We live in a populated society with increasingly easy access to cameras. With this law in place, would parents end up breaking the law just trying to document their own kids’ lives? For example, says Ed Barocas, the legal director of the NJ chapter of the ACLU: “If you take a picture of your child at the Jersey Shore building a sand castle, and there were other children in the background, would that violate the law?” Would parents of children in the same class or sports team have to sign waivers to allow events to be photographed? And what about children photographing each other?
Clearly, we all want to protect our children from pedophiles. Taking a child’s picture because you find the child sexually attractive is morally and culturally unacceptable. But making it legally unacceptable by applying a blanket law has major implications. The Ringwood poolside prowler was generous enough to admit his sexualized intent.
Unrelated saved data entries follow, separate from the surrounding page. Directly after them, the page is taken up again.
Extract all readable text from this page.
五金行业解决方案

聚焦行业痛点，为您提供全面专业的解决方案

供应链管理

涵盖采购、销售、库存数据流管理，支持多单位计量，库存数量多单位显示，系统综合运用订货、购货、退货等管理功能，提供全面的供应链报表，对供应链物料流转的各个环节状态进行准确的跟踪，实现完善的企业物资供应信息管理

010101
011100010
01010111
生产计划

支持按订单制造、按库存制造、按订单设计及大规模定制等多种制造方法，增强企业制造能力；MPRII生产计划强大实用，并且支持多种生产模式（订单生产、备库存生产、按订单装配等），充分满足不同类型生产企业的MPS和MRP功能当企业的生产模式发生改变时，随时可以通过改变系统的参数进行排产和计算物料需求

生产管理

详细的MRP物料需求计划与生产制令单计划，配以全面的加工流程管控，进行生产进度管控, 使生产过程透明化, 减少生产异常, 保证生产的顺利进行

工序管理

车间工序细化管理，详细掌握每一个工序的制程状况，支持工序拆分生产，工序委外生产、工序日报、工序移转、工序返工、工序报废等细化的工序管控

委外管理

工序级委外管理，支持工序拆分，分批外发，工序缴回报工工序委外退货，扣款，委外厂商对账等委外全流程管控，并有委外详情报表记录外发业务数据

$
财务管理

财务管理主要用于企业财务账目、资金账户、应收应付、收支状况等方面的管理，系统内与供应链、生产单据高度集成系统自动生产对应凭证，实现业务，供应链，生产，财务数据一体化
But without a clear confession, how would we determine which photographs are acceptable and which aren’t? The interpretation of these things is highly subjective, and the stories about misinterpretation can be tragic in themselves. Parents have lost years with their children when casual snapshots have been interpreted as child pornography. When the photographer is a stranger, the stakes are obviously much different. But I think we should be mindful of what we stand to lose here, as well as what we are trying to protect.